Overview

This report details an analysis of the GapMinder data, containing various economic statistics for countries across the world, from 1962 to 2007.

Question 1 - Relationship Between Continents and Energy Use

There was a distinct difference in energy use between continents, as there was a strong link between GDP Per Capita and energy usage (Graph 1). Continents with a lot of developed nations such as Europe and Oceania consistently had higher energy usage through the period 1962-2007. Energy usage also increased for most continents over time.

In the graph below, energy user per continent over time shows various trends. One such trend is the difference between the continents with predominantly developed nations (Oceania and Europe), and those consisting of predominantly those of developing countries (Africa). The large drop from 1962 to 1972 for Americas and Asia is due to missing data for developing countries, only rectified in the 1972 data. This leads to the question of suprisingly low median values for Asia and Americas, which includes Japan, Canada and the United States. As these developed economies have much higher energy usages, they are effectively outliers when grouped with their geographical neighbors.
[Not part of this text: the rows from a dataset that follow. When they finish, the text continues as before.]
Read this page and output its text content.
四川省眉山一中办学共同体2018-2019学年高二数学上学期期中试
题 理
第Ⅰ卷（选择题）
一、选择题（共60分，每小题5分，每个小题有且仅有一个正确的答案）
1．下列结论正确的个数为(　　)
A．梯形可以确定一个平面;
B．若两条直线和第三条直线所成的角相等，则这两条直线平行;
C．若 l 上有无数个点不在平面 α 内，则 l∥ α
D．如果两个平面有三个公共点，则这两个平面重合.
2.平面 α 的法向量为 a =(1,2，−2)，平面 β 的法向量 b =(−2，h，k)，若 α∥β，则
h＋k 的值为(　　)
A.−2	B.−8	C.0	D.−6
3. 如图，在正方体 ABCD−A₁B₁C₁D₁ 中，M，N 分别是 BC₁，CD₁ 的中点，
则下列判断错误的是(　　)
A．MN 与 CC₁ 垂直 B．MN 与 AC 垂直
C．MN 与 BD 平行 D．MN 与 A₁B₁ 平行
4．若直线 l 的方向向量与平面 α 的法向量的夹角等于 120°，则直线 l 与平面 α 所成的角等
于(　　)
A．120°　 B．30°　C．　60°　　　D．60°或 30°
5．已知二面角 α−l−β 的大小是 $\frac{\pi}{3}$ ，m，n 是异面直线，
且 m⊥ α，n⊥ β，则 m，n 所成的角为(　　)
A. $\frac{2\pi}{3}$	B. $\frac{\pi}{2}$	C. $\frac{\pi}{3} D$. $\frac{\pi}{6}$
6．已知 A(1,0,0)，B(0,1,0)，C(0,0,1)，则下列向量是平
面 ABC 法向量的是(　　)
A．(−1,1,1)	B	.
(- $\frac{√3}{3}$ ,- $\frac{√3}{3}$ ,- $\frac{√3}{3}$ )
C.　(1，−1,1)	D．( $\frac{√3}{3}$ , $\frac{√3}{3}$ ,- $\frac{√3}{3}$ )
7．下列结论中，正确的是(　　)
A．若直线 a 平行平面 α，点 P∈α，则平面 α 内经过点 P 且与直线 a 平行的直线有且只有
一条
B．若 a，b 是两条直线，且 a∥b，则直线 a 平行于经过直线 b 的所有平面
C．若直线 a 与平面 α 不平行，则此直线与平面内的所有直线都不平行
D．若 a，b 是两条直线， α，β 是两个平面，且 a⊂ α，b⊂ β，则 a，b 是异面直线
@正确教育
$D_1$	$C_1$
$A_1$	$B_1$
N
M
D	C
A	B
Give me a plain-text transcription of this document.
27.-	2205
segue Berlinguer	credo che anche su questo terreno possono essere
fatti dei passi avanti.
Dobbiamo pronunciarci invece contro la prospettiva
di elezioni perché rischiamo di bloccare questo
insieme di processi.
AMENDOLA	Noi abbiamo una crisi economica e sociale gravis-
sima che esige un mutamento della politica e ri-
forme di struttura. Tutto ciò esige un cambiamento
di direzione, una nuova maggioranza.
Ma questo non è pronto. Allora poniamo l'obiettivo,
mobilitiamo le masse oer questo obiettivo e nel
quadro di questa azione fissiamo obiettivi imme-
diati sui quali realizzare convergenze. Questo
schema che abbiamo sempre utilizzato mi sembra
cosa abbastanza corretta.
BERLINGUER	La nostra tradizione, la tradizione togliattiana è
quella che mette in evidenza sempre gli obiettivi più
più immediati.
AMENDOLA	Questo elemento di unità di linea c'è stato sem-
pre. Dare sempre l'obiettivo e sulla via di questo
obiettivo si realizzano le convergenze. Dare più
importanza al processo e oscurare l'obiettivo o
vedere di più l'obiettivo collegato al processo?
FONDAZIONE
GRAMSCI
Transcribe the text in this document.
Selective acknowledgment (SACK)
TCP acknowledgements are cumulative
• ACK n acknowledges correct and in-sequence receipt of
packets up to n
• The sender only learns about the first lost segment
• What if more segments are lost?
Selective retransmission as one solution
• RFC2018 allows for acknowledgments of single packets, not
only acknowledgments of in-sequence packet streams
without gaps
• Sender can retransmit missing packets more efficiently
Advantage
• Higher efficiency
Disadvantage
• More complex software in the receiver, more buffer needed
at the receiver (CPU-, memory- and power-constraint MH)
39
So GDP is the hidden factor here, reducing the value of continents as a discriminatory variable.

To further understand the impacts of GDP on energy use, a sample from a single year (2007) was analyzed. Unremarkably, the relationship between energy use and GDP was positive, and also linear, as demonstrated by the regression line in the graph below. This explains many of the features of energy use by continent shown in Graph 1.

Question 2 - Difference between Europe and Asia Imports after 1990

Imports were compared between European and Asian imports were compared from 1992 to 2007. There are four sets of data, spaced 5 years apart. Each year was analyzed separately to determined if there was a significant difference in imports. No such difference was found.

More details on the analysis process are detailed in Appendix 2.

Question 3

Question 4

TODO

Appendix 1 - Question 1 Analysis

Issue 1: Missing Data in Oldest Records

From 1962 to 1967, both Americas and the Asian continents data only included developed nations such as USA, Canada and Japan, leading to very high median energy usages. From 1972, less developed nations energy usage data was added, leading to large drops in median energy usage for Asia and the Americas.

Issue 2: High variability of data by continent

A review of the energy use by continent revealed that several continents contained developed nations from the G12, all of which have much higher energy usage than developing nations. These nations represented outliers, making the median a better measure for all summary statistics.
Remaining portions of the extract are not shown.